Roy Lichtenstein’s retrospective, which opened in London earlier this month, has been met with critical acclaim and hour-long queues. CULTURE EDITOR SHAHID MAHDI visited the exhibition to examine the hype surrounding this iconic pop artist.
Given his status as one of the indisputably most iconic artists of the 20th century, Roy Lichtenstein has always seemed rather under-appreciated by our generation. As the evergreen definition of art becomes more elastic, it seems that the zenith of pop art is confined to Campbell soup cans, brilliant stylised images of American flags, and, of course, the odd Marilyn Monroe portrait that seems as ubiquitous as the Coca-Cola logo. So when news that some of Lichtenstein’s most emulated and revered works were shipping over to the Tate Modern in mid-February, all of us were given another heavensent chance to appreciate – and perhaps make a meagre attempt at understanding – the wave of “comic-booky” art that has swept upon our shores.
Having been converted from a power station following its closure in 1982, the Tate Modern’s hulking stature hasn’t really changed. Waves of eager families make a Hajj-like circular pilgrimage around the building, with streams of people flooding in on over the Millenium Bridge to get a taste of 1960s America, as told by Roy himself.
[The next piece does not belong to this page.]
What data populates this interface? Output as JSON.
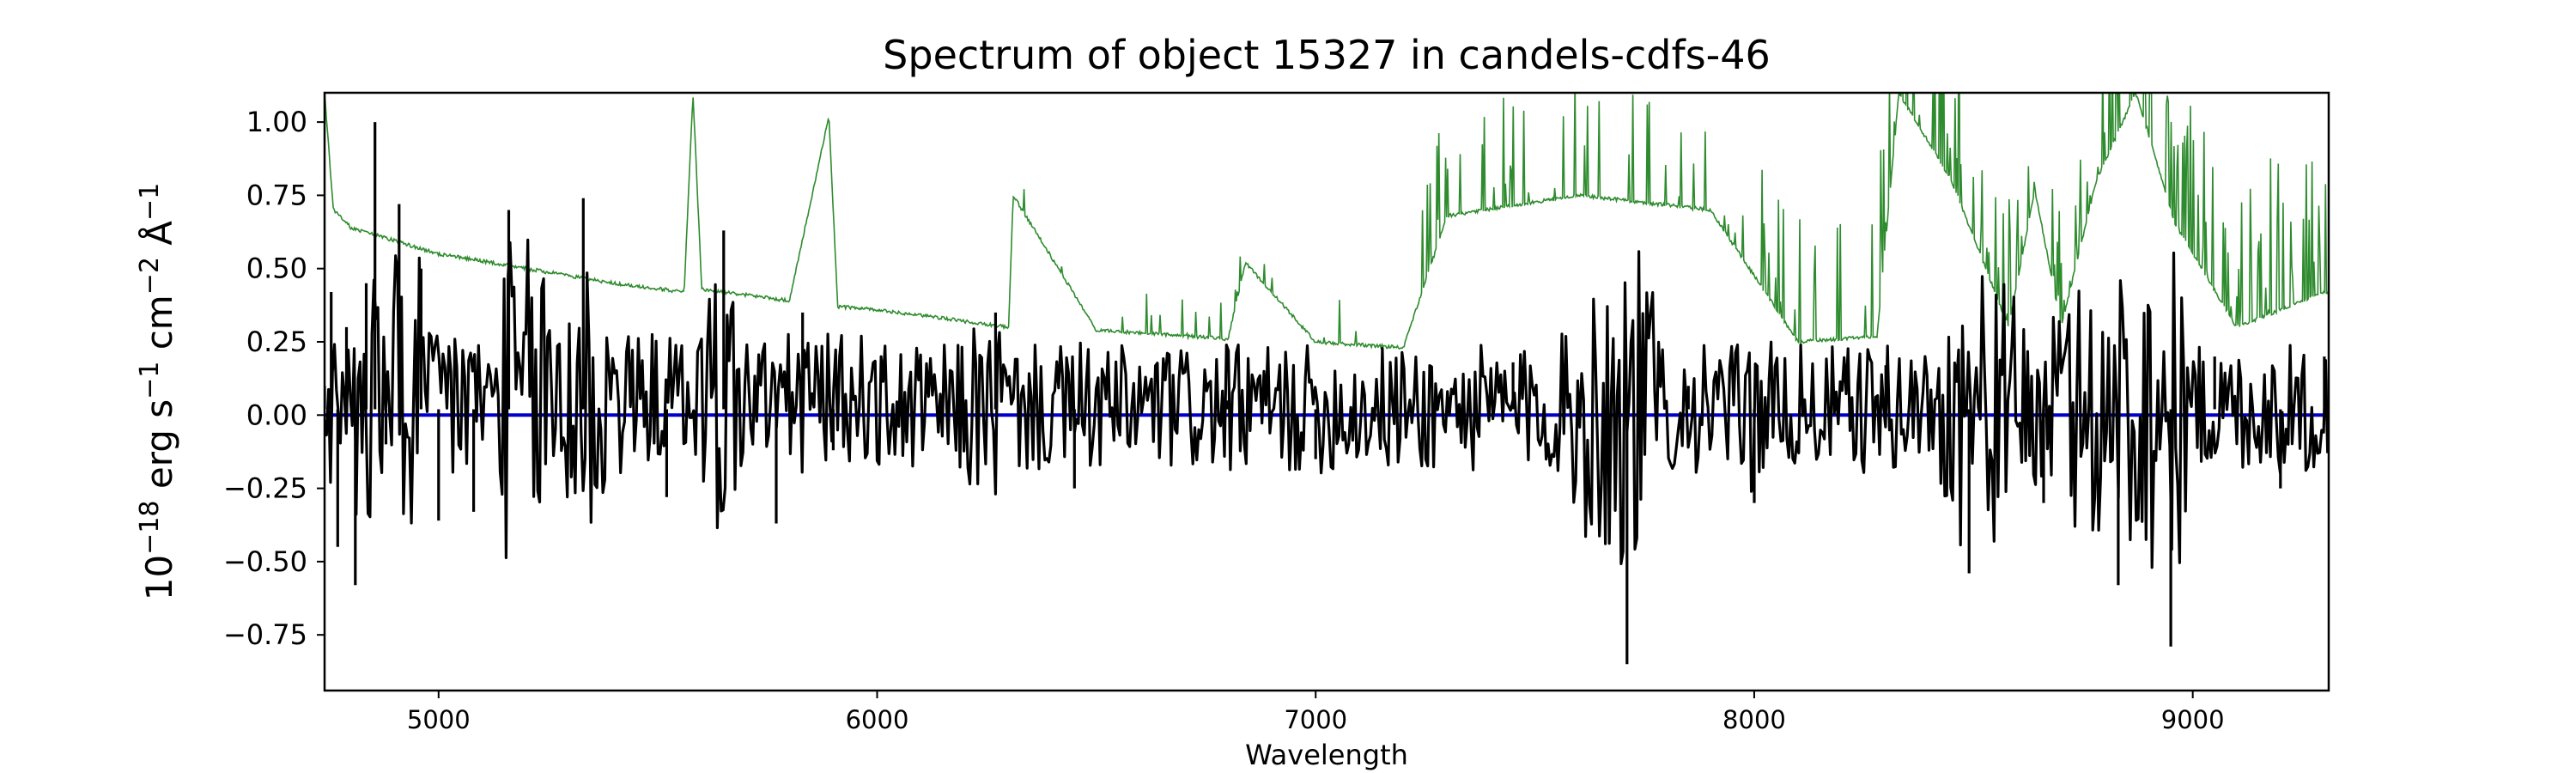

I realized that I too was swirling in this ocean of curiosity- I thought I knew Lichtenstein’s work pretty well, but the charged, monumental works of beautiful, idealized women sobbing on the phone I knew were barely fractions of his portfolio.
As one of the central figures of the Pop Art movement, Lichtenstein and his contemporaries sought to capture a uniquely American perspective on a variety of matters – from fantasising about mid-flight combat in Whaam, (1962) to the melodramatic dating antics of his ever popular Drowning Girl (1963). As with Andy Warhol, Jasper Johns, and David Hockney, Lichtenstein wasn’t necessarily concerned with abstaining from capturing reality – rather, he preferred to capture the zeitgeist of the time by simply taking a grand, sublime approach.
On that note, part of Lichtenstein’s injection of the sublime was also multi-faceted. The exhibition explains the artist’s fascination with the tranquility of Japanese techniques, notably his imitation of the Eastern landscapes.In these staggeringly simple works, Lichtenstein applies his signature Ben Day dot system – the minuscule dots which act as the signature backbone to his repertoire – to a figure-less, blanched space.
Lichtenstein’s operating theater isn’t at all limited, and includes subject matter from far and wide. His series of little known still lifes, most notably Still Life with Portrait (1974) and Interior With Waterlilies (1991), draws attention to the quiet, homebrew, suburban American household that was popularised on countless TV shows and films throughout the swinging 60s into the equally stormy 70s. The numerous Explosion works not only celebrate the potential of a blank wall, but allude to the wartime mayhem and puzzlement as American intervention in Vietnam became increasingly tense.
Many may subscribe to the fact that finding “truth” in art contradicts its purpose. For some, Lichtenstein’s retrospective, in 2013 – fifty-something years after his zenith, may be a nostalgic, wailing salute to a lost time. For other viewers, this American giant’s design and content conjures up a brilliant style icon for future generations to capture and emulate.
So, stroll into the Tate Modern and follow the mass crowd that shuffles through the Turbine hall. You’ll find that everyone comes to this exhibition expecting a certain takeaway, much like dining at a restaurant. True, an artist of Roy Lichtenstein’s stature needs no introduction. The massive, multifaceted array of works you’ll find will change your predetermined perception of what this most worthy exhibition will bring you. The allure of Lichtenstein is the labyrinth that such simple works force you to navigate – an attraction which deserves every last drop of the veneration it receives.